When word of the parking lot fight reached the officers celebrating in the Central station, the story had been embellished to include the allegation that one of the injured officers was going to lose his eye. Immediately, the enraged officers put down their drinks, went to where the six suspects were being held, and forced them to line up. After 95 minutes of blows, punches and kicks, the wooden floor and walls were covered in blood.
Before they were moved to the Lincoln Heights Jail--and beaten again--one of the victims later testified that he heard an officer saying, “What’s happening to these boys is life insurance for the rest of us. When I get through with these guys they’ll never jump a policeman again.”

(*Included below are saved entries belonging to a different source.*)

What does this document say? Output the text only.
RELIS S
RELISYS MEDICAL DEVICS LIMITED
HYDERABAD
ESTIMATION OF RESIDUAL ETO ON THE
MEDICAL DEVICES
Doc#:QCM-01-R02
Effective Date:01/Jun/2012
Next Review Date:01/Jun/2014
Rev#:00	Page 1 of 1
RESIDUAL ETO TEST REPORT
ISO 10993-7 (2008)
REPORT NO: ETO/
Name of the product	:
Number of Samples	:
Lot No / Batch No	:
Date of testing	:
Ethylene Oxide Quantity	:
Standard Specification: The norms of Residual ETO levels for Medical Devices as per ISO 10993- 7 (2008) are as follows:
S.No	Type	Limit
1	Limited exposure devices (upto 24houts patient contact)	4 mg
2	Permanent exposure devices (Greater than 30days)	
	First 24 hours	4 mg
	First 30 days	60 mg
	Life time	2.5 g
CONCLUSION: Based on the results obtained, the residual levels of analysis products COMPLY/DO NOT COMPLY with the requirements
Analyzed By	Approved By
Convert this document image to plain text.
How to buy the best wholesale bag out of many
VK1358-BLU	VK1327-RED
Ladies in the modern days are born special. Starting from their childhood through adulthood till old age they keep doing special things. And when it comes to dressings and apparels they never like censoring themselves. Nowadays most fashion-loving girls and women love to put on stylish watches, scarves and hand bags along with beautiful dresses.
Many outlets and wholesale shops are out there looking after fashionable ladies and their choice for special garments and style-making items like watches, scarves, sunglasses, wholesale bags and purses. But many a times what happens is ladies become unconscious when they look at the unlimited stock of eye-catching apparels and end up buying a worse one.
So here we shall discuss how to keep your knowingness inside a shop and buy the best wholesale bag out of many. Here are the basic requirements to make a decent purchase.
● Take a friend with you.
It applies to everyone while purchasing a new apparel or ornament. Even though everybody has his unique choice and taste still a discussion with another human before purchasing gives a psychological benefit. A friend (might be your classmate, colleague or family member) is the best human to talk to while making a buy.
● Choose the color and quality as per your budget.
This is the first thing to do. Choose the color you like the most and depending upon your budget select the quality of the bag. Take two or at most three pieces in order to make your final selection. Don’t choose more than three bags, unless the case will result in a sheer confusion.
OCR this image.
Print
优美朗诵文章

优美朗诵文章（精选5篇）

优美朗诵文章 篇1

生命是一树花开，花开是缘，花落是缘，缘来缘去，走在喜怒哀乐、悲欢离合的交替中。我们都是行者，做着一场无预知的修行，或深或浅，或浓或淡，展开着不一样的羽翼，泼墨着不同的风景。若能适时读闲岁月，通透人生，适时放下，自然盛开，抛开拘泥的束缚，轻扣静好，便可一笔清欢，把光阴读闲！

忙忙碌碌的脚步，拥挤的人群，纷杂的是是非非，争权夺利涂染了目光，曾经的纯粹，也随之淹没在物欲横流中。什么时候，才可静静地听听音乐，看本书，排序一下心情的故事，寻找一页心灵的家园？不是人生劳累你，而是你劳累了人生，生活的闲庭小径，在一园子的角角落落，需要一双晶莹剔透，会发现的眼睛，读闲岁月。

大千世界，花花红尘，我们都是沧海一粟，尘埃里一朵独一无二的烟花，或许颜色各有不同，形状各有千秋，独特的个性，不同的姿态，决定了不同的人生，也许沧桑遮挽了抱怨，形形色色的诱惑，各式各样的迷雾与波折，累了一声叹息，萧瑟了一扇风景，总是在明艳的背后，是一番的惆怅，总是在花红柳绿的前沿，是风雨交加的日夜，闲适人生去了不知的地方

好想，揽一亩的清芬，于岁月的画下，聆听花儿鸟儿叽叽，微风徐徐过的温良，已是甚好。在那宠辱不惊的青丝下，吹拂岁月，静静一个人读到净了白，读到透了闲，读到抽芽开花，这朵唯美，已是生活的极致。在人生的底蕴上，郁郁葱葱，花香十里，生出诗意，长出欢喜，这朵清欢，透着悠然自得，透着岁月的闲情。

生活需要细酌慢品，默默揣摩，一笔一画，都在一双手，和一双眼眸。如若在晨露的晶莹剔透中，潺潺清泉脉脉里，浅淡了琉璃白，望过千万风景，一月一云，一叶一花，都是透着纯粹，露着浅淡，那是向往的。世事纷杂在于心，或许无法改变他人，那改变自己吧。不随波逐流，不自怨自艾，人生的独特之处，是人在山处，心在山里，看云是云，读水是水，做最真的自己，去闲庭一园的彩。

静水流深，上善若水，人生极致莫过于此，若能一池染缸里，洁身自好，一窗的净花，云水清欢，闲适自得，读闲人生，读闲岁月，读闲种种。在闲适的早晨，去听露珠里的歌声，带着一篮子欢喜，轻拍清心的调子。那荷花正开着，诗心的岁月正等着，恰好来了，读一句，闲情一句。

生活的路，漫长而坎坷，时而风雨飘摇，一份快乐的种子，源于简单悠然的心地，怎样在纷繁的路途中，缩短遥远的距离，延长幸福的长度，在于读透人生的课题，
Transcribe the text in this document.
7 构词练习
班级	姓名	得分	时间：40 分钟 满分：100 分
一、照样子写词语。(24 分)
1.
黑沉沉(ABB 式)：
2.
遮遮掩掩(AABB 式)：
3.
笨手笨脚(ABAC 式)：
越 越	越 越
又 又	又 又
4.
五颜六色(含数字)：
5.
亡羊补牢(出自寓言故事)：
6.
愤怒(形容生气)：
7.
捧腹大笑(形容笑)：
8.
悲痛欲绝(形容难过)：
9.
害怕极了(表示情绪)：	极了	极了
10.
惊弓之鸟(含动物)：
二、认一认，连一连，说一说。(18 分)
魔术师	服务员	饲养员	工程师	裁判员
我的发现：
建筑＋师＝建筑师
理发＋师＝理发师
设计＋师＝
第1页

During their trial, six of the seven victims were referred to as “mad dogs” and “hoodlums” by the prosecuting attorney. But it was Municipal Judge Joseph Call who said: “This case is permeated with testimony of vicious beatings and brutality perpetrated without cause . . . and it stinks to high heaven and all the perfumery in Arabia cannot obliterate its stench.”
Prior to Call releasing the victims and denouncing “lawless law enforcement,” Parker appointed a special board of inquiry consisting of five police inspectors to review reports investigated by the Department of Internal Affairs. “Police brutality” became almost a standing headline and the grand jury launched its own investigation.
After a three-day hearing, the grand jury indicted eight officers. A year later, after separate trials, one officer was cleared; two were acquitted and five were convicted of assault under the color of authority.